Her education in international Indigenous law, as well as her experience pushing global financial institutions to embrace Indigenous free, prior and informed consent, encouraged her to target the corporations and financiers behind the tar sands, not simply the governments approving and regulating the projects.
“How do you change the game?” she says, repeating her question. “You go to the people with the actual money.
“We’re going directly to the source.”
But the struggle for Native freedom, Deranger believes, is not one of convincing governments, corporations or non-Aboriginals to respect Indigenous rights.

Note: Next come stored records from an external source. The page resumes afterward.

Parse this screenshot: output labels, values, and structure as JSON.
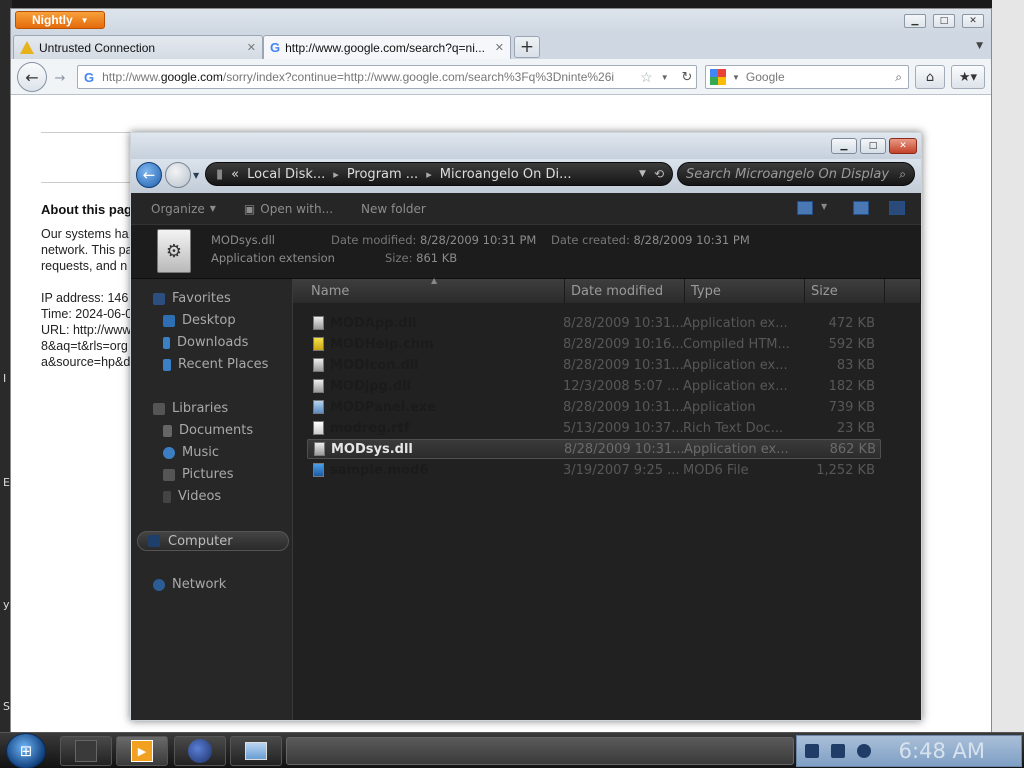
{
  "browser": {
    "app_button": "Nightly",
    "tabs": [
      {
        "label": "Untrusted Connection"
      },
      {
        "label": "http://www.google.com/search?q=ni..."
      }
    ],
    "new_tab": "+",
    "url": {
      "prefix": "http://www.",
      "host": "google.com",
      "rest": "/sorry/index?continue=http://www.google.com/search%3Fq%3Dninte%26i"
    },
    "search_placeholder": "Google"
  },
  "page": {
    "about_heading": "About this pag",
    "para1": [
      "Our systems ha",
      "network. This pa",
      "requests, and n"
    ],
    "info": [
      "IP address: 146",
      "Time: 2024-06-0",
      "URL: http://www",
      "8&aq=t&rls=org",
      "a&source=hp&d"
    ]
  },
  "desktop_fragments": [
    "I",
    "E",
    "y",
    "S"
  ],
  "explorer": {
    "address": {
      "prefix": "«",
      "crumbs": [
        "Local Disk...",
        "Program ...",
        "Microangelo On Di..."
      ]
    },
    "search_placeholder": "Search Microangelo On Display",
    "toolbar": {
      "organize": "Organize",
      "open_with": "Open with...",
      "new_folder": "New folder"
    },
    "details": {
      "name": "MODsys.dll",
      "modified_label": "Date modified:",
      "modified": "8/28/2009 10:31 PM",
      "created_label": "Date created:",
      "created": "8/28/2009 10:31 PM",
      "kind": "Application extension",
      "size_label": "Size:",
      "size": "861 KB"
    },
    "sidebar": {
      "favorites": "Favorites",
      "fav_items": [
        "Desktop",
        "Downloads",
        "Recent Places"
      ],
      "libraries": "Libraries",
      "lib_items": [
        "Documents",
        "Music",
        "Pictures",
        "Videos"
      ],
      "computer": "Computer",
      "network": "Network"
    },
    "columns": {
      "name": "Name",
      "date": "Date modified",
      "type": "Type",
      "size": "Size"
    },
    "files": [
      {
        "name": "MODApp.dll",
        "date": "8/28/2009 10:31...",
        "type": "Application ex...",
        "size": "472 KB"
      },
      {
        "name": "MODHelp.chm",
        "date": "8/28/2009 10:16...",
        "type": "Compiled HTM...",
        "size": "592 KB"
      },
      {
        "name": "MODIcon.dll",
        "date": "8/28/2009 10:31...",
        "type": "Application ex...",
        "size": "83 KB"
      },
      {
        "name": "MODjpg.dll",
        "date": "12/3/2008 5:07 ...",
        "type": "Application ex...",
        "size": "182 KB"
      },
      {
        "name": "MODPanel.exe",
        "date": "8/28/2009 10:31...",
        "type": "Application",
        "size": "739 KB"
      },
      {
        "name": "modreg.rtf",
        "date": "5/13/2009 10:37...",
        "type": "Rich Text Doc...",
        "size": "23 KB"
      },
      {
        "name": "MODsys.dll",
        "date": "8/28/2009 10:31...",
        "type": "Application ex...",
        "size": "862 KB"
      },
      {
        "name": "sample.mod6",
        "date": "3/19/2007 9:25 ...",
        "type": "MOD6 File",
        "size": "1,252 KB"
      }
    ]
  },
  "taskbar": {
    "clock": "6:48 AM"
  },
  "colors": {
    "nightly_orange": "#e46a0c",
    "explorer_dark": "#202020",
    "selection": "#3a3a3a",
    "start_blue": "#1f5fae"
  }
}
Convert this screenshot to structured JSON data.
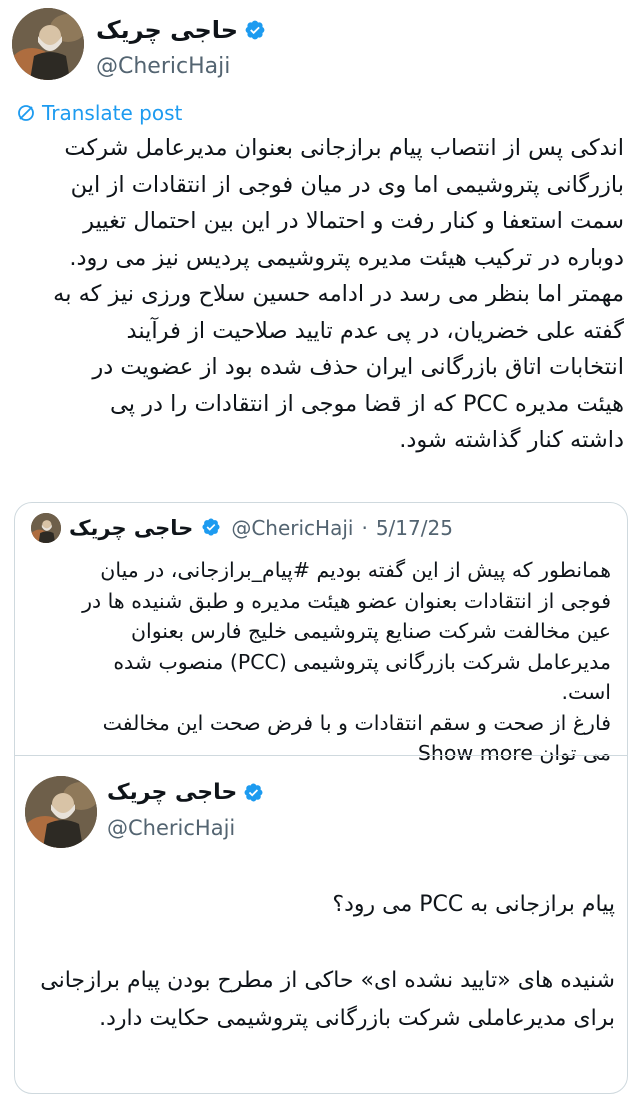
{
  "author": {
    "display_name": "حاجی چریک",
    "handle": "@ChericHaji",
    "verified": true,
    "avatar": "person-in-front-of-fire"
  },
  "translate_label": "Translate post",
  "post": {
    "text": "اندکی پس از انتصاب پیام برازجانی بعنوان مدیرعامل شرکت\nبازرگانی پتروشیمی اما وی در میان فوجی از انتقادات از این\nسمت استعفا و کنار رفت و احتمالا در این بین احتمال تغییر\nدوباره در ترکیب هیئت مدیره پتروشیمی پردیس نیز می رود.\nمهمتر اما بنظر می رسد در ادامه حسین سلاح ورزی نیز که به\nگفته علی خضریان، در پی عدم تایید صلاحیت از فرآیند\nانتخابات اتاق بازرگانی ایران حذف شده بود از عضویت در\nهیئت مدیره PCC که از قضا موجی از انتقادات را در پی\nداشته کنار گذاشته شود."
  },
  "quoted": {
    "display_name": "حاجی چریک",
    "handle": "@ChericHaji",
    "separator": "·",
    "date": "5/17/25",
    "text": "همانطور که پیش از این گفته بودیم #پیام_برازجانی، در میان\nفوجی از انتقادات بعنوان عضو هیئت مدیره و طبق شنیده ها در\nعین مخالفت شرکت صنایع پتروشیمی خلیج فارس بعنوان\nمدیرعامل شرکت بازرگانی پتروشیمی (PCC) منصوب شده\nاست.\nفارغ از صحت و سقم انتقادات و با فرض صحت این مخالفت\nمی توان",
    "show_more_label": "Show more"
  },
  "inner": {
    "display_name": "حاجی چریک",
    "handle": "@ChericHaji",
    "question": "پیام برازجانی به PCC می رود؟",
    "paragraph": "شنیده های «تایید نشده ای» حاکی از مطرح بودن پیام برازجانی برای مدیرعاملی شرکت بازرگانی پتروشیمی حکایت دارد."
  },
  "colors": {
    "verified": "#1d9bf0",
    "link": "#1d9bf0",
    "secondary_text": "#536471",
    "border": "#cfd9de"
  }
}
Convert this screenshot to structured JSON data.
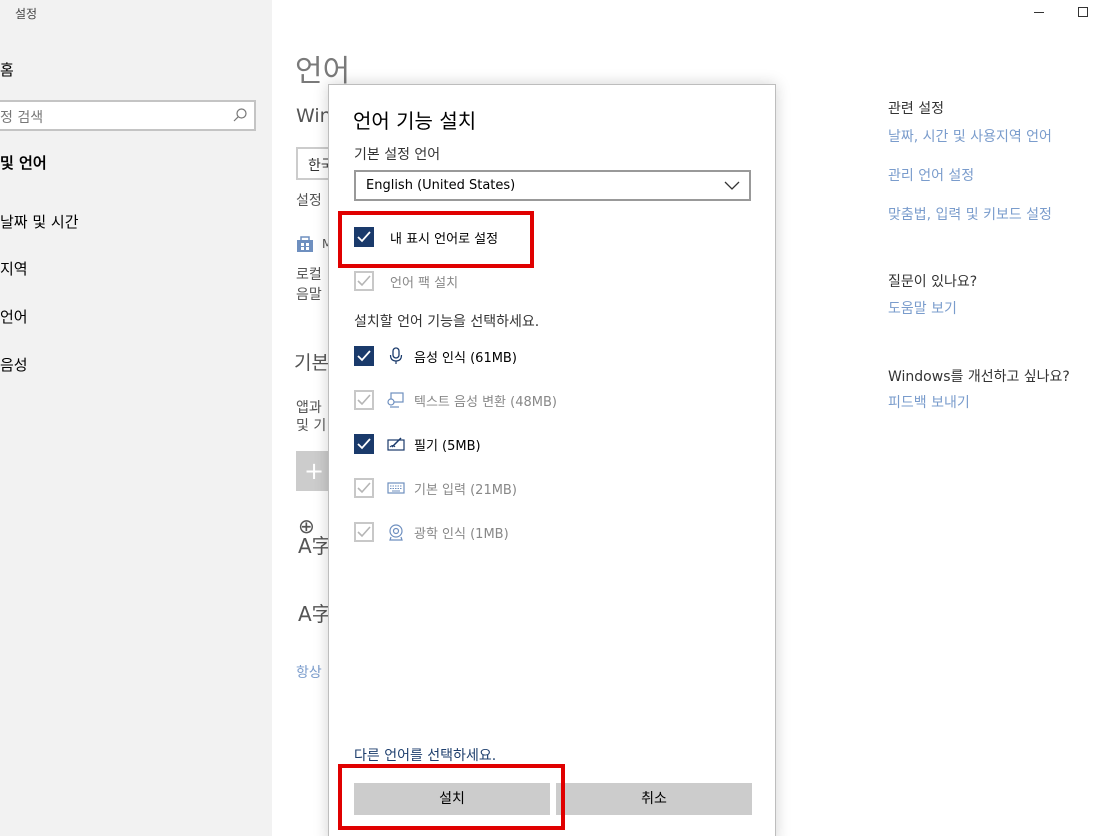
{
  "app": {
    "title": "설정"
  },
  "sidebar": {
    "home": "홈",
    "search_placeholder": "정 검색",
    "section": "및 언어",
    "items": [
      "날짜 및 시간",
      "지역",
      "언어",
      "음성"
    ]
  },
  "main": {
    "title": "언어",
    "windows_display_partial": "Win",
    "select_partial": "한국",
    "settings_partial": "설정",
    "store_partial": "M",
    "local_line1": "로컬",
    "local_line2": "음말",
    "preferred_partial": "기본",
    "apps_line1": "앱과",
    "apps_line2": "및 기",
    "always_partial": "항상"
  },
  "right": {
    "related_title": "관련 설정",
    "links": [
      "날짜, 시간 및 사용지역 언어",
      "관리 언어 설정",
      "맞춤법, 입력 및 키보드 설정"
    ],
    "question_title": "질문이 있나요?",
    "help_link": "도움말 보기",
    "improve_title": "Windows를 개선하고 싶나요?",
    "feedback_link": "피드백 보내기"
  },
  "dialog": {
    "title": "언어 기능 설치",
    "preferred_label": "기본 설정 언어",
    "preferred_value": "English (United States)",
    "set_display": {
      "label": "내 표시 언어로 설정",
      "checked": true,
      "enabled": true
    },
    "install_pack": {
      "label": "언어 팩 설치",
      "checked": true,
      "enabled": false
    },
    "features_label": "설치할 언어 기능을 선택하세요.",
    "features": [
      {
        "label": "음성 인식 (61MB)",
        "checked": true,
        "enabled": true,
        "icon": "microphone-icon"
      },
      {
        "label": "텍스트 음성 변환 (48MB)",
        "checked": true,
        "enabled": false,
        "icon": "text-to-speech-icon"
      },
      {
        "label": "필기 (5MB)",
        "checked": true,
        "enabled": true,
        "icon": "handwriting-icon"
      },
      {
        "label": "기본 입력 (21MB)",
        "checked": true,
        "enabled": false,
        "icon": "keyboard-icon"
      },
      {
        "label": "광학 인식 (1MB)",
        "checked": true,
        "enabled": false,
        "icon": "ocr-icon"
      }
    ],
    "other_language_link": "다른 언어를 선택하세요.",
    "install_button": "설치",
    "cancel_button": "취소"
  },
  "colors": {
    "accent": "#1a3a6b",
    "highlight": "#e00000",
    "link": "#7a9ccc"
  }
}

Just as she benefited from her mother teaching her about the 1763 Royal Proclamation and the treaties as a child (“This stuff was drilled into my head!” she chuckles), Deranger says that Indigenous people still need to educate themselves and each other.
“The Indian Act is an example of how segregation still exists in this country,” she said. “Unwrapping all that and digesting it all is really hard, but once we get through that, the process of decolonization can begin.
“We have to talk not just to government and the settler community. First Nations need to understand our rights.”